Word of the year: Do

At the beginning of this year a number of people in our church selected a 'word of the year' for themselves. The word was to be something to focus on and act upon, and at the end of the year assess how they did.

My word was do.

Do.  Not "think about it", "talk about it", "dream about it", "plan it". Do.
Giving up the over-thinking, talking, dreaming, planning cycle I had gotten into for a few years, do seemed a little bold to me. What if there were things I couldn't do? Or turned out to be a bad idea?  Or I had to do something I didn't like? Despite my concerns, I felt compelled that do was the word.

Do boils down to obedience because I know full well there are plenty of things I should not do or just don't want to do. Was I going to practice discernment to weed out the dreams that were futile or meant for someone else? To put aside the many things I do selfishly? Open my heart and mind to being lead by something bigger than me? Would I relinquish the control of my ambitions and my plans and to trust in Jeremiah 29:11-13?





Do, then. Seek with all my heart and trust that the plans of the Lord are far greater than mine, even when I don't see that.

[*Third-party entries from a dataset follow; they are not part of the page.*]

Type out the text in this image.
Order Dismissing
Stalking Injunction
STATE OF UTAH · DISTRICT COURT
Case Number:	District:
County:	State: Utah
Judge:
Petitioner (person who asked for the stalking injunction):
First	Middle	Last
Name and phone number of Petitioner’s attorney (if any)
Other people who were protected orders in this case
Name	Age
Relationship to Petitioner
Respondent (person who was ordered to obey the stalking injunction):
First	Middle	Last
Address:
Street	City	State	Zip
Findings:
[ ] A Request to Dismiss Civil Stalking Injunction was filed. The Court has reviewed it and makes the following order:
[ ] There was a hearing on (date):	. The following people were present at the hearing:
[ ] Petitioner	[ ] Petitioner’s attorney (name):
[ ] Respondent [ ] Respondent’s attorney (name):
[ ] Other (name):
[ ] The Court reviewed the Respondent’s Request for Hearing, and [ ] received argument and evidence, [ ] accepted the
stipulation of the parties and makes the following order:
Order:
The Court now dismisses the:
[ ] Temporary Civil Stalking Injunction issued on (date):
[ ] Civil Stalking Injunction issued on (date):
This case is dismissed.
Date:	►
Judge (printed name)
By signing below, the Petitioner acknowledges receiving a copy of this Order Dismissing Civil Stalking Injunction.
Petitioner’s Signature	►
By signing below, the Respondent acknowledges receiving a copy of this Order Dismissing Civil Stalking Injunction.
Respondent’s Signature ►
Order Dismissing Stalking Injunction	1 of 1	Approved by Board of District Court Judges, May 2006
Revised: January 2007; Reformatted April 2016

If I look at the trip from the point of view of "great plans", for some people God's plan might not seem better than my usual July plans. For the past few years, our week off work looked like this: Beach. Fun. Great food. Lazy days. No work. Reading time. Sleeping late. A glass of wine on the porch in a rocking chair. Amusement park. Sand and the ocean. Sounds like a great plan for a week long trip, right?

God's plan for 2013's week off work: Get no sleep for 36 hours. Get up at 6:30am every day. Take icy showers, if and when the water is on. Stay on your feet all day and get swollen ankles. Don't leave the secure compound. Withstand spiritual attack. Share bunks with 8 others. Stay up through the night to pray for the sick ones. Experience the beautiful smiles of strangers. Their hope in you. Hugs, because your smile brightened their day. Tears, because your heart broke for what breaks His. Joy, because you followed a nudge to overcome shyness, to speak to a stranger and listen to their heart. Because you gave a little girl a goodnight hug when she has no mama to do it. To have your own teenager ask, Can we do this again next year instead of the beach?

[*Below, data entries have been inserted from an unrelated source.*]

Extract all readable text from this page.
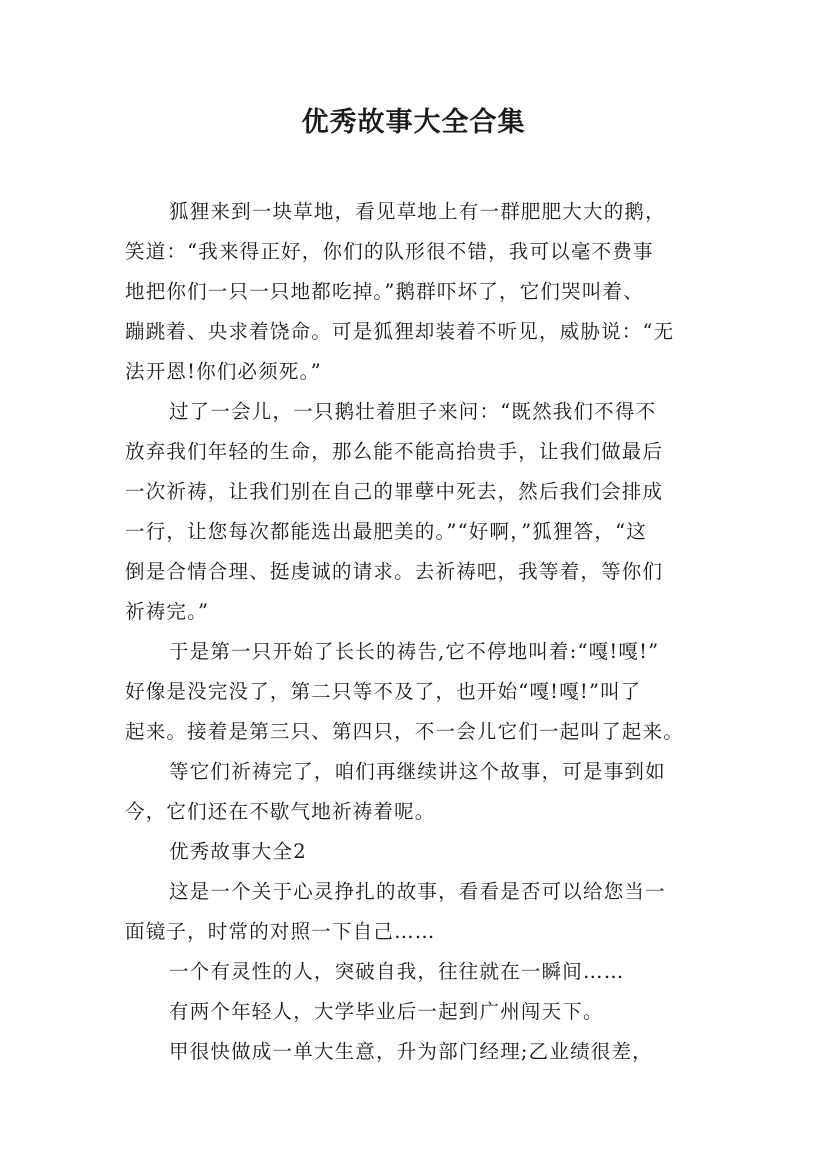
优秀故事大全合集
狐狸来到一块草地，看见草地上有一群肥肥大大的鹅，
笑道：“我来得正好，你们的队形很不错，我可以毫不费事
地把你们一只一只地都吃掉。”鹅群吓坏了，它们哭叫着、
蹦跳着、央求着饶命。可是狐狸却装着不听见，威胁说：“无
法开恩!你们必须死。”
过了一会儿，一只鹅壮着胆子来问：“既然我们不得不
放弃我们年轻的生命，那么能不能高抬贵手，让我们做最后
一次祈祷，让我们别在自己的罪孽中死去，然后我们会排成
一行，让您每次都能选出最肥美的。”“好啊，”狐狸答，“这
倒是合情合理、挺虔诚的请求。去祈祷吧，我等着，等你们
祈祷完。”
于是第一只开始了长长的祷告,它不停地叫着:“嘎!嘎!”
好像是没完没了，第二只等不及了，也开始“嘎!嘎!”叫了
起来。接着是第三只、第四只，不一会儿它们一起叫了起来。
等它们祈祷完了，咱们再继续讲这个故事，可是事到如
今，它们还在不歇气地祈祷着呢。
优秀故事大全2
这是一个关于心灵挣扎的故事，看看是否可以给您当一
面镜子，时常的对照一下自己……
一个有灵性的人，突破自我，往往就在一瞬间……
有两个年轻人，大学毕业后一起到广州闯天下。
甲很快做成一单大生意，升为部门经理;乙业绩很差，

Several people have written to me recently saying they have been inspired by my family for taking this trip. I think it's great that they are inspired, but I cannot take the credit. We were simply being obedient. We had hopes for our trip, and we got so many blessings and rewards that I am still counting them. It doesn't feel selfless or generous when we surely received more from it than we put into it.  

Do has been my word this year and so far it's working out well for me.